Teknologi Membran Membran merupakan lapisan semipermeabel yang tipis dan dapat digunakan untuk memisahkan dua komponen dengan cara menahan dan melewatkan komponen tertentu melalui pori-pori (Osada & Nakagawa 1992). Zat yang berukuran besar akan tertahan dan yang ukurannya lebih kecil dari pori-pori membran akan dilewatkan (Scott dan Hughes 1996). Pada tahun 1960-an teknologi membran mengalami perkembangan yang sangat berarti yaitu ditemukannya membran selulosa asetat (Brock 1983). Teknologi membran mulai mengalami perkembangan yang pesat dan mulai memasuki dunia industri. Industri yang mulai menggunakan teknologi membran adalah industri makanan dan industri susu (Marshal 1980; Paulson 1984).
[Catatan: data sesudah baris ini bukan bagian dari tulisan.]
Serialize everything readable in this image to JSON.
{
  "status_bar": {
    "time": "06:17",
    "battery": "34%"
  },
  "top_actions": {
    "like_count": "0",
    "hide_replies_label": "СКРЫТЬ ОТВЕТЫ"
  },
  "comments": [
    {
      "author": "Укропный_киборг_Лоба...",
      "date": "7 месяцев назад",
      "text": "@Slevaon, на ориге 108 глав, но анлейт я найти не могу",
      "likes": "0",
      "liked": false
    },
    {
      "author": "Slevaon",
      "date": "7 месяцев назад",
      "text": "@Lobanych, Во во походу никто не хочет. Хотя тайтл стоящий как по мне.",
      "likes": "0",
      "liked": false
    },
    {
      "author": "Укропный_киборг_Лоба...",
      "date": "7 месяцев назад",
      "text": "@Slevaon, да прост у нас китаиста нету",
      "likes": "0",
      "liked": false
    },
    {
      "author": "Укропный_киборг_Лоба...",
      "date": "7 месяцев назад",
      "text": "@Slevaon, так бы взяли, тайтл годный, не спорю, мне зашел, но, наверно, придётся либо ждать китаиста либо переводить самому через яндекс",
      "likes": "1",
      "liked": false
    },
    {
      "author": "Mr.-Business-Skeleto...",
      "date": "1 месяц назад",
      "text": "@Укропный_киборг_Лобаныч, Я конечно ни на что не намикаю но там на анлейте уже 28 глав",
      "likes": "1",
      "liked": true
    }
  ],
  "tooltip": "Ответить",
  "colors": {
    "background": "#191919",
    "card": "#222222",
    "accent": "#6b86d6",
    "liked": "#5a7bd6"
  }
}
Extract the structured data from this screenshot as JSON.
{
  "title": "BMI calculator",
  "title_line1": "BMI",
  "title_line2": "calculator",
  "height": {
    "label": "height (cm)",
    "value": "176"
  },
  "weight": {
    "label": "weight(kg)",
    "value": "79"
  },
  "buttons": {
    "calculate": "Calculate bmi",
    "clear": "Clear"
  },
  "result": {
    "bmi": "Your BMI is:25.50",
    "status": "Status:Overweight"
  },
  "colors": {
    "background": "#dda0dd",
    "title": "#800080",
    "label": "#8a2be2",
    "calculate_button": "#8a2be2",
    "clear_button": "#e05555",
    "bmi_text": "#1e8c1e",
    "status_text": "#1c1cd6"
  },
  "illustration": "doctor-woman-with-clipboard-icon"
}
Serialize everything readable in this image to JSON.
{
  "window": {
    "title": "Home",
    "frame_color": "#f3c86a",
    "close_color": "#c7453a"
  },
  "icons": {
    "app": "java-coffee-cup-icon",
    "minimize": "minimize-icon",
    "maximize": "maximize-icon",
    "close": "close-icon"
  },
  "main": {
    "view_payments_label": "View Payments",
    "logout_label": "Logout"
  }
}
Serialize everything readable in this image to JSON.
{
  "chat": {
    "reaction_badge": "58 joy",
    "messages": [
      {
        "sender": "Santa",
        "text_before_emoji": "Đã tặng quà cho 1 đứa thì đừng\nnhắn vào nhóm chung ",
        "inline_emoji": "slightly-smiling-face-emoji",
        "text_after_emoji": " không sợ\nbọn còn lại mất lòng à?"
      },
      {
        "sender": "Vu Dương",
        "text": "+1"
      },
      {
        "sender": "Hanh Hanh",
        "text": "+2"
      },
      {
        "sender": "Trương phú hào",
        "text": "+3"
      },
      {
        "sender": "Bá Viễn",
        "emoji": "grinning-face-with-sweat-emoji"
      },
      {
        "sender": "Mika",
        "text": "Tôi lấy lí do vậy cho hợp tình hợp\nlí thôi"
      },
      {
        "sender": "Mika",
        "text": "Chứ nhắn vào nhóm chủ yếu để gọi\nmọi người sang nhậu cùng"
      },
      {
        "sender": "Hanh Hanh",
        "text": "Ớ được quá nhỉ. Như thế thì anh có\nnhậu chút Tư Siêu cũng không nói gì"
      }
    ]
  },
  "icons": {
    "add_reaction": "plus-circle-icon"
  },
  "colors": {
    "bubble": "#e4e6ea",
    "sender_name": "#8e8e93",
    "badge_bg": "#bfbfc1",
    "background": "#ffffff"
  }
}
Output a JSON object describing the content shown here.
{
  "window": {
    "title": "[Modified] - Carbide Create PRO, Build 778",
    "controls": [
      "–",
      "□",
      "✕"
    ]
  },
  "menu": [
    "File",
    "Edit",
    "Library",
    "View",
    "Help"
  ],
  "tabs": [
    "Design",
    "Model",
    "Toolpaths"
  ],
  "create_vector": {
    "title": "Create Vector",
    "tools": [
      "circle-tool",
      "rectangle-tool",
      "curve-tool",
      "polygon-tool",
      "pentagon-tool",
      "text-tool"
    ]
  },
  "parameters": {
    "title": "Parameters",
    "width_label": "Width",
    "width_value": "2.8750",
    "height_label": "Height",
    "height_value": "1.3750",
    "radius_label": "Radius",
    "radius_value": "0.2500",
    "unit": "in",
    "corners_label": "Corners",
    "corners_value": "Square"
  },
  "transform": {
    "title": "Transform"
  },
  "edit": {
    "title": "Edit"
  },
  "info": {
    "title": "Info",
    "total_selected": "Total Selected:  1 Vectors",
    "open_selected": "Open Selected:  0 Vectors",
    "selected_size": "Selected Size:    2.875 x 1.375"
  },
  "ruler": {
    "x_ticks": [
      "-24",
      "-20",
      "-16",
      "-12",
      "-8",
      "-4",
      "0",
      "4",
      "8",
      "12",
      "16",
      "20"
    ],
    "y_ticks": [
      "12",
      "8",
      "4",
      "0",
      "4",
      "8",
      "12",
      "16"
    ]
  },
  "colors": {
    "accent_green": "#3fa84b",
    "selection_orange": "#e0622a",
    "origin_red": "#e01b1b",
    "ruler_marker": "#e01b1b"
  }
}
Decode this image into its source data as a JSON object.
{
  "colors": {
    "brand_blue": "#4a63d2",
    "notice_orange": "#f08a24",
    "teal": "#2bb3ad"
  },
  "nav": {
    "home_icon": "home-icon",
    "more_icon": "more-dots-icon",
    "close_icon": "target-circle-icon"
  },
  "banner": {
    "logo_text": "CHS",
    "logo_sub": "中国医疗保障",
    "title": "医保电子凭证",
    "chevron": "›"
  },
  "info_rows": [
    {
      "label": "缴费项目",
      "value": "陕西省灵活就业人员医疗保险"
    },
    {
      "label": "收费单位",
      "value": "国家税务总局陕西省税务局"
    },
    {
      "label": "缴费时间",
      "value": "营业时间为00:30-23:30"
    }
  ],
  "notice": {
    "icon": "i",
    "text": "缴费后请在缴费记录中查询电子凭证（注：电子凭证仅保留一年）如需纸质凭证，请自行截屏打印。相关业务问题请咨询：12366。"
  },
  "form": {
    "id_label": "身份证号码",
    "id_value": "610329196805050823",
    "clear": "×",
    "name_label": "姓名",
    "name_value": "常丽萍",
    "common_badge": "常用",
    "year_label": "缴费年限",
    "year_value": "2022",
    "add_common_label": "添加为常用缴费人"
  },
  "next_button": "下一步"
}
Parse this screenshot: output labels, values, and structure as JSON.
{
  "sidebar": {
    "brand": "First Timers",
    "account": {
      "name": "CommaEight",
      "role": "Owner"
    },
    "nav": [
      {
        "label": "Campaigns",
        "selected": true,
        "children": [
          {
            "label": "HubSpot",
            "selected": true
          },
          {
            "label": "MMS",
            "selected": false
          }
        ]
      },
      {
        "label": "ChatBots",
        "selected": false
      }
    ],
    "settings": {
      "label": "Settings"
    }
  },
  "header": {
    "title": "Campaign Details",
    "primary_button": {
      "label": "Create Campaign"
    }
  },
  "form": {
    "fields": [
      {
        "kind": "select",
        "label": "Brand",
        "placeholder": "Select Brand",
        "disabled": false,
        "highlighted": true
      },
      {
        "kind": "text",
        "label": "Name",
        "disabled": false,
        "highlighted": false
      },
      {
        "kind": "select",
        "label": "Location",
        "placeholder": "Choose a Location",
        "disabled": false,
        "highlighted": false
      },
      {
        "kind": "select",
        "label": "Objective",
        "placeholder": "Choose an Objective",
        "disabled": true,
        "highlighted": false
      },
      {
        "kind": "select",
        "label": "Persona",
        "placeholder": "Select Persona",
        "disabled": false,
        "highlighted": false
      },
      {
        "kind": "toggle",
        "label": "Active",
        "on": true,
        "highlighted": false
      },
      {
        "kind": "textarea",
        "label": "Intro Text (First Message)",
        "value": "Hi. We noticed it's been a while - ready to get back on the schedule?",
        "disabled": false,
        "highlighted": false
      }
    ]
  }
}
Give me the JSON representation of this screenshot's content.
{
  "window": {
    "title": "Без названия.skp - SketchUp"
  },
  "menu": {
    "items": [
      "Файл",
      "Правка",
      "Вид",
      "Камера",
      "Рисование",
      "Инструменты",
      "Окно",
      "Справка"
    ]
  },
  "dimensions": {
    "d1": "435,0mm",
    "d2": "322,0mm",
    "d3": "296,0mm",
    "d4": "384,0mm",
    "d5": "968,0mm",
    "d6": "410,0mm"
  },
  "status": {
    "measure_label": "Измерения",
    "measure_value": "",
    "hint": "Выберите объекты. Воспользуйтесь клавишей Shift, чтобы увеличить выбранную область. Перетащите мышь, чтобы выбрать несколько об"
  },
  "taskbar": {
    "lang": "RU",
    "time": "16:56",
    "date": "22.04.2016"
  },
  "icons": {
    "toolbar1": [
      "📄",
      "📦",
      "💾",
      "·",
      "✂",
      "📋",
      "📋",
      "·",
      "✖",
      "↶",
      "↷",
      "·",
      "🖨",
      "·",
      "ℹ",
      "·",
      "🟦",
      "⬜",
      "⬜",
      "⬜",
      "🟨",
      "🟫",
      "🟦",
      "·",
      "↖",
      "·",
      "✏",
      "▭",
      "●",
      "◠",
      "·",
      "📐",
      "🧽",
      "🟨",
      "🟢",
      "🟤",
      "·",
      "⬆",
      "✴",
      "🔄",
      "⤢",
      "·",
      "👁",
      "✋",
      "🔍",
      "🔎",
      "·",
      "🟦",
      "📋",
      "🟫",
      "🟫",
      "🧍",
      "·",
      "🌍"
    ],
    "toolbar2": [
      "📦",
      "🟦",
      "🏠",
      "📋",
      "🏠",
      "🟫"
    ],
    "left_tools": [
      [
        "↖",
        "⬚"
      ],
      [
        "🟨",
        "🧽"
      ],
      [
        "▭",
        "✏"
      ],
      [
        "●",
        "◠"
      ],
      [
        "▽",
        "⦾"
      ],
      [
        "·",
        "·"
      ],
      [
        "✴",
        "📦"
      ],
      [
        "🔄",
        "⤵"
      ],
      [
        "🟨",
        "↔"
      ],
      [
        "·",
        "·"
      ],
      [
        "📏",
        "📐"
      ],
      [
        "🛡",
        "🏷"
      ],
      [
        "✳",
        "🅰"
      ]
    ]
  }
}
Teknologi membran memiliki beberapa keunggulan bila dibandingkan dengan proses pemisahan menggunakan generator dan kondensor. Keunggulannya antara lain yaitu penggunaan energi akan lebih efisien dan penggunaan temperatur lebih rendah dikarenakan dalam prosesnya hanya membutuhkan tenaga dari pompa untuk proses pemisahan refrigeran dengan larutannya. Kinerja membran dalam proses pemisahan terutama dipengaruhi oleh karakteristik membran yang digunakan. Penilaian terhadap karakteristik membran diantaranya meliputi struktur, ukuran pori, serta sifat fisiko-kimia lainnya. Parameter utama yang digunakan dalam penilaian kinerja membran adalah fluks dan tingkat rejeksi (Osada & Nagawa 1992). Fluks merupakan jumlah volume permeat (filtrat) yang diperoleh pada operasi pemisahan per satuan waktu. Sedangkan rejeksi adalah tingkat penolakan membran terhadap suatu komponen (Scoot & Hughes 1996). Tingkat penolakan membran tergantung dari MWCO membran yaitu suatu nilai ukuran molekul yang mendekati nilai tertentu yang dapat diterima oleh membran dengan faktor penolakan sebesar 0.99 dalam suatu larutan encer (Toledo 1991). Menurut Mc Lellan (1993), nilai MWCO ditentukan berdasarkan hasil percobaan yang menunjukkan karakteristik daya tolak membran terhadap molekul tertentu. Cheryan (1992) menyatakan bahwa nilai rejeksi menunjukkan kemampuan suatu membran untuk menahan suatu komponen agar tidak melewati membran. Kinerja membran dapat mengalami penurunan oleh adanya fouling dan polarisasi
6 konsentrasi. Polarisasi konsentrasi dan fouling dapat membatasi proses pemisahan dengan membran karena keduanya menyebabkan penurunan fluks permeat (Wenten 1999).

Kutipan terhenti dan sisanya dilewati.